Naruto had gotten a bit excited when he caught sight of Konoha, but he hadn't run that far ahead of the troops. They should have showed up by now and started pushing for a surrender.
Then blue flame collided with Naruto's construct, throwing the giant orange fox off its feet and into the face of the former Hokage Monument.
Shock gave way to resolve as Naruto climbed back out, wincing at the crack of granite that echoed as an entire sheet of rock fell from the ridge and hit the ground far below in a shower of dust and fragmented stone. "We should have known." He murmured, more to keep Kurama calm as the fox swiftly shifted from surprise to an all-consuming hatred. "I'm sorry."
"These fucking humans are all the same."
Naruto thinned his lips, but ultimately didn't deny that. He didn't have time to get in an argument with Kurama over the idea of collective guilt. Not with the giant azure hellcat glaring them down.
In the end, it shouldn't have been a surprise. They'd chosen war over peace, so why not create more jinchuuriki?
"Let's do this."
Then he launched forward like a missile, chakra burning with hostile intent.

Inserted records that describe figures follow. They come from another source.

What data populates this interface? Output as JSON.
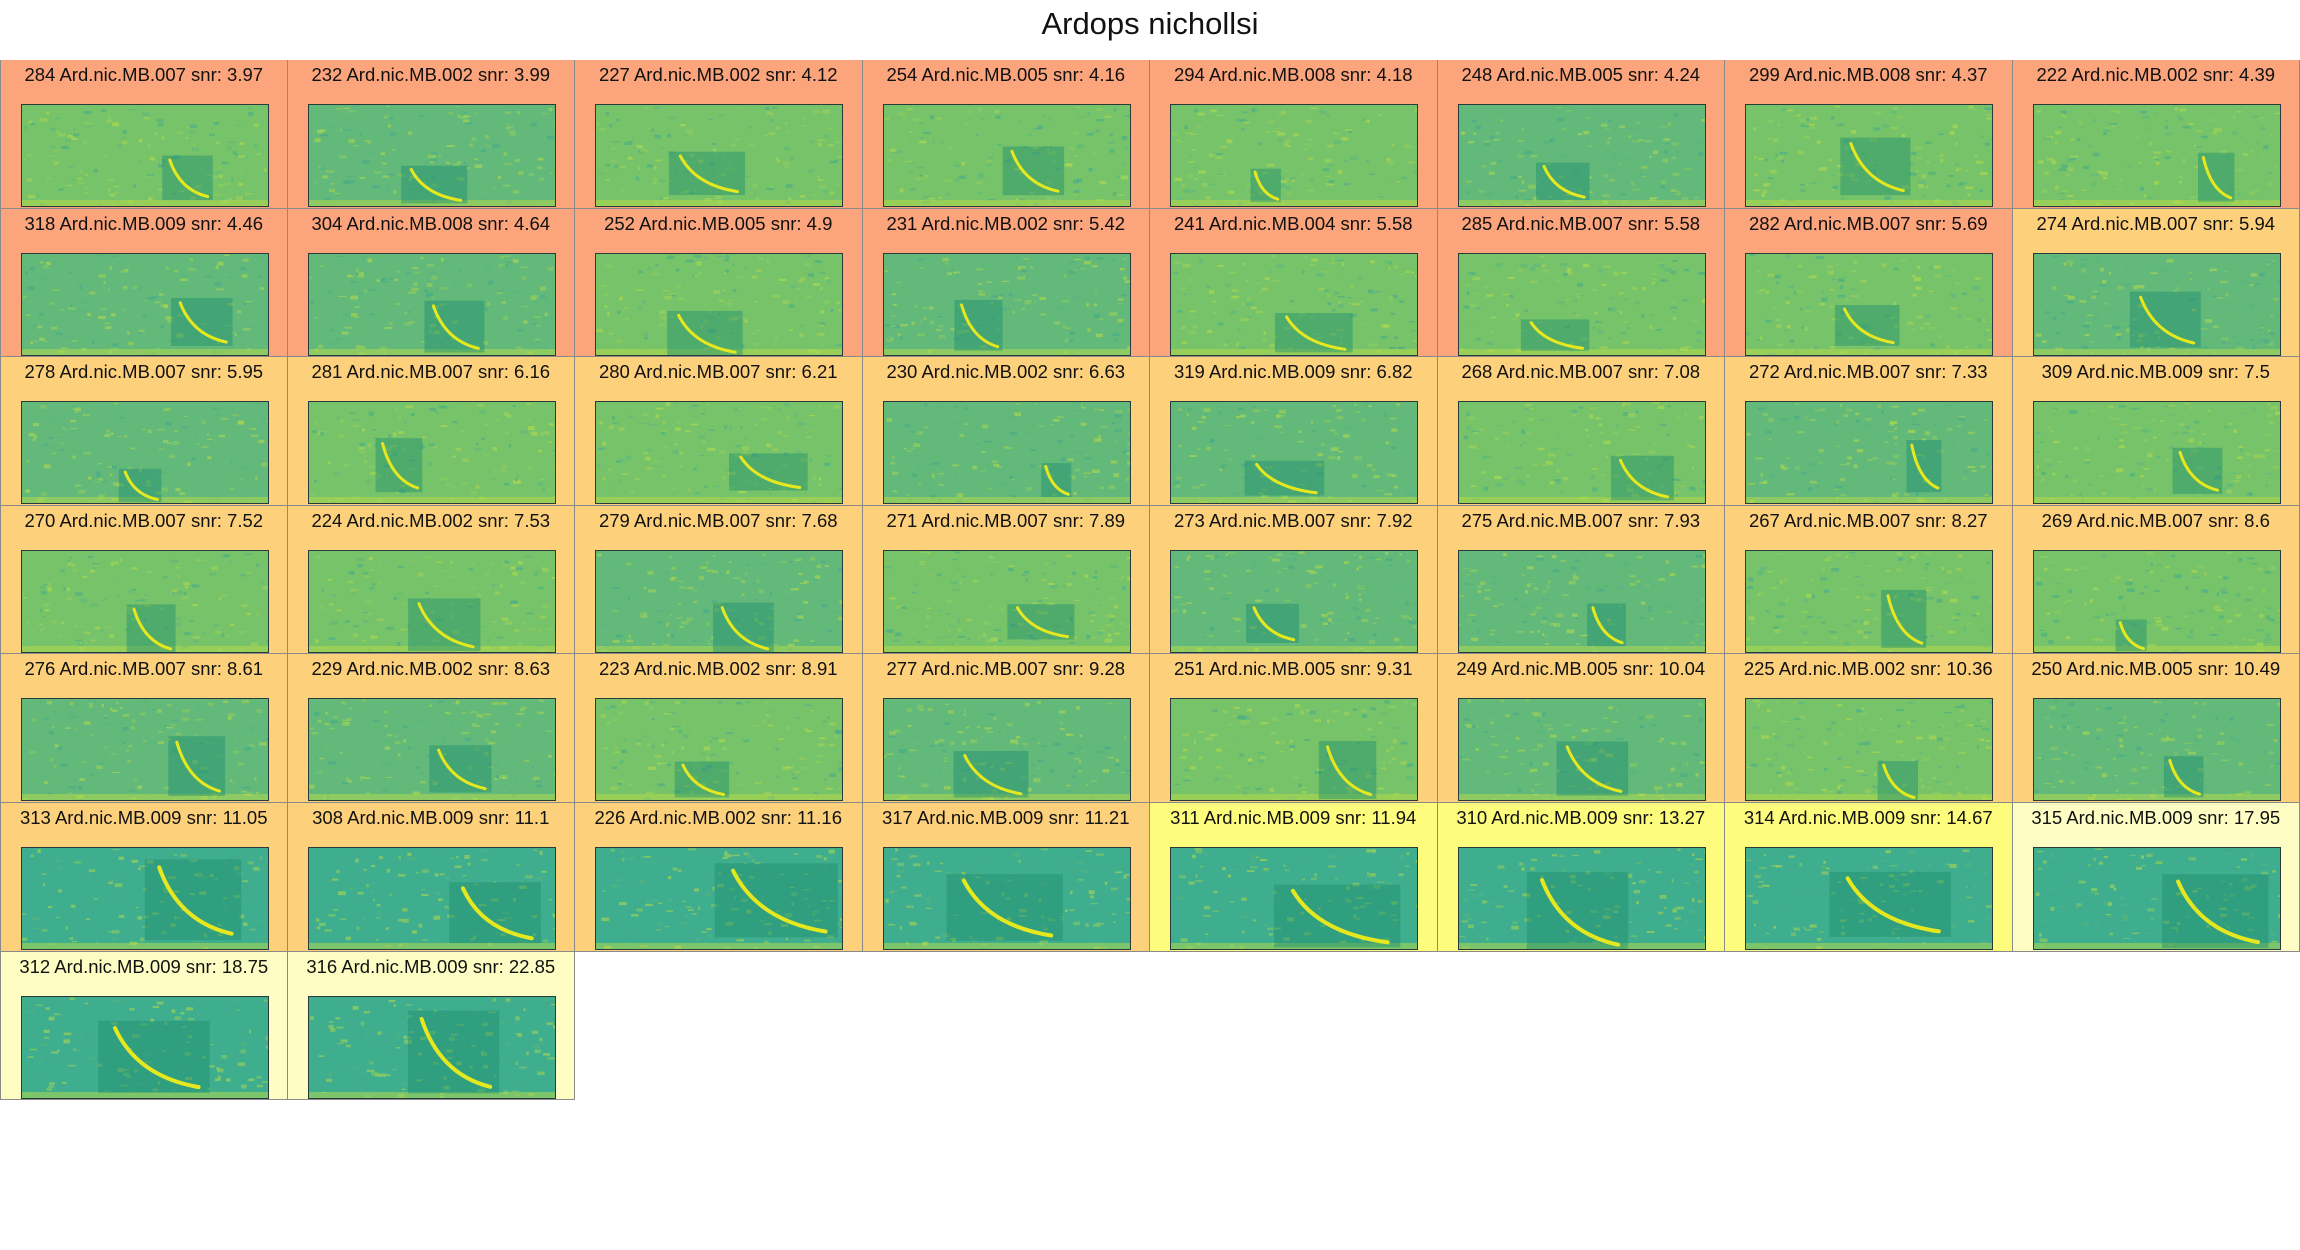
{
  "title": "Ardops nichollsi",
  "colors": {
    "salmon": "#fca47c",
    "orange": "#fdd07c",
    "yellow": "#fdfc7c",
    "pale": "#fefec4"
  },
  "clips": [
    {
      "id": "284",
      "file": "Ard.nic.MB.007",
      "snr": "3.97",
      "band": "salmon"
    },
    {
      "id": "232",
      "file": "Ard.nic.MB.002",
      "snr": "3.99",
      "band": "salmon"
    },
    {
      "id": "227",
      "file": "Ard.nic.MB.002",
      "snr": "4.12",
      "band": "salmon"
    },
    {
      "id": "254",
      "file": "Ard.nic.MB.005",
      "snr": "4.16",
      "band": "salmon"
    },
    {
      "id": "294",
      "file": "Ard.nic.MB.008",
      "snr": "4.18",
      "band": "salmon"
    },
    {
      "id": "248",
      "file": "Ard.nic.MB.005",
      "snr": "4.24",
      "band": "salmon"
    },
    {
      "id": "299",
      "file": "Ard.nic.MB.008",
      "snr": "4.37",
      "band": "salmon"
    },
    {
      "id": "222",
      "file": "Ard.nic.MB.002",
      "snr": "4.39",
      "band": "salmon"
    },
    {
      "id": "318",
      "file": "Ard.nic.MB.009",
      "snr": "4.46",
      "band": "salmon"
    },
    {
      "id": "304",
      "file": "Ard.nic.MB.008",
      "snr": "4.64",
      "band": "salmon"
    },
    {
      "id": "252",
      "file": "Ard.nic.MB.005",
      "snr": "4.9",
      "band": "salmon"
    },
    {
      "id": "231",
      "file": "Ard.nic.MB.002",
      "snr": "5.42",
      "band": "salmon"
    },
    {
      "id": "241",
      "file": "Ard.nic.MB.004",
      "snr": "5.58",
      "band": "salmon"
    },
    {
      "id": "285",
      "file": "Ard.nic.MB.007",
      "snr": "5.58",
      "band": "salmon"
    },
    {
      "id": "282",
      "file": "Ard.nic.MB.007",
      "snr": "5.69",
      "band": "salmon"
    },
    {
      "id": "274",
      "file": "Ard.nic.MB.007",
      "snr": "5.94",
      "band": "orange"
    },
    {
      "id": "278",
      "file": "Ard.nic.MB.007",
      "snr": "5.95",
      "band": "orange"
    },
    {
      "id": "281",
      "file": "Ard.nic.MB.007",
      "snr": "6.16",
      "band": "orange"
    },
    {
      "id": "280",
      "file": "Ard.nic.MB.007",
      "snr": "6.21",
      "band": "orange"
    },
    {
      "id": "230",
      "file": "Ard.nic.MB.002",
      "snr": "6.63",
      "band": "orange"
    },
    {
      "id": "319",
      "file": "Ard.nic.MB.009",
      "snr": "6.82",
      "band": "orange"
    },
    {
      "id": "268",
      "file": "Ard.nic.MB.007",
      "snr": "7.08",
      "band": "orange"
    },
    {
      "id": "272",
      "file": "Ard.nic.MB.007",
      "snr": "7.33",
      "band": "orange"
    },
    {
      "id": "309",
      "file": "Ard.nic.MB.009",
      "snr": "7.5",
      "band": "orange"
    },
    {
      "id": "270",
      "file": "Ard.nic.MB.007",
      "snr": "7.52",
      "band": "orange"
    },
    {
      "id": "224",
      "file": "Ard.nic.MB.002",
      "snr": "7.53",
      "band": "orange"
    },
    {
      "id": "279",
      "file": "Ard.nic.MB.007",
      "snr": "7.68",
      "band": "orange"
    },
    {
      "id": "271",
      "file": "Ard.nic.MB.007",
      "snr": "7.89",
      "band": "orange"
    },
    {
      "id": "273",
      "file": "Ard.nic.MB.007",
      "snr": "7.92",
      "band": "orange"
    },
    {
      "id": "275",
      "file": "Ard.nic.MB.007",
      "snr": "7.93",
      "band": "orange"
    },
    {
      "id": "267",
      "file": "Ard.nic.MB.007",
      "snr": "8.27",
      "band": "orange"
    },
    {
      "id": "269",
      "file": "Ard.nic.MB.007",
      "snr": "8.6",
      "band": "orange"
    },
    {
      "id": "276",
      "file": "Ard.nic.MB.007",
      "snr": "8.61",
      "band": "orange"
    },
    {
      "id": "229",
      "file": "Ard.nic.MB.002",
      "snr": "8.63",
      "band": "orange"
    },
    {
      "id": "223",
      "file": "Ard.nic.MB.002",
      "snr": "8.91",
      "band": "orange"
    },
    {
      "id": "277",
      "file": "Ard.nic.MB.007",
      "snr": "9.28",
      "band": "orange"
    },
    {
      "id": "251",
      "file": "Ard.nic.MB.005",
      "snr": "9.31",
      "band": "orange"
    },
    {
      "id": "249",
      "file": "Ard.nic.MB.005",
      "snr": "10.04",
      "band": "orange"
    },
    {
      "id": "225",
      "file": "Ard.nic.MB.002",
      "snr": "10.36",
      "band": "orange"
    },
    {
      "id": "250",
      "file": "Ard.nic.MB.005",
      "snr": "10.49",
      "band": "orange"
    },
    {
      "id": "313",
      "file": "Ard.nic.MB.009",
      "snr": "11.05",
      "band": "orange"
    },
    {
      "id": "308",
      "file": "Ard.nic.MB.009",
      "snr": "11.1",
      "band": "orange"
    },
    {
      "id": "226",
      "file": "Ard.nic.MB.002",
      "snr": "11.16",
      "band": "orange"
    },
    {
      "id": "317",
      "file": "Ard.nic.MB.009",
      "snr": "11.21",
      "band": "orange"
    },
    {
      "id": "311",
      "file": "Ard.nic.MB.009",
      "snr": "11.94",
      "band": "yellow"
    },
    {
      "id": "310",
      "file": "Ard.nic.MB.009",
      "snr": "13.27",
      "band": "yellow"
    },
    {
      "id": "314",
      "file": "Ard.nic.MB.009",
      "snr": "14.67",
      "band": "yellow"
    },
    {
      "id": "315",
      "file": "Ard.nic.MB.009",
      "snr": "17.95",
      "band": "pale"
    },
    {
      "id": "312",
      "file": "Ard.nic.MB.009",
      "snr": "18.75",
      "band": "pale"
    },
    {
      "id": "316",
      "file": "Ard.nic.MB.009",
      "snr": "22.85",
      "band": "pale"
    }
  ]
}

(AN): Another 3000. Threw in A's POV to make the point about him doing what he thinks he has to, rather than just being an irredeemable arseling. I also did a quick outline of the economic problems that would come up with Naruto's canon idea of peace.
The shinobi system functions because of its permanent cold war. Many missions come by because you need to hire shinobi to counter the shinobi hired by your enemies. Peace means those missions go away because shinobi no longer fight each other on the behalf of third parties. The result of this is a recession, and the quickest cure to that is a return to the cold war with periodic hot flashes.
In canon, peace came because Naruto and Sasuke forced it to. They're on the same team with godlike powers and punish anyone that fought against 'peace'. Over time the labor surplus corrects as shinobi die of age/illness, retrain into other industries, and less people decide to become shinobi in the first place. Here there was no stabilizing element weather the recession and stand against the war hawks.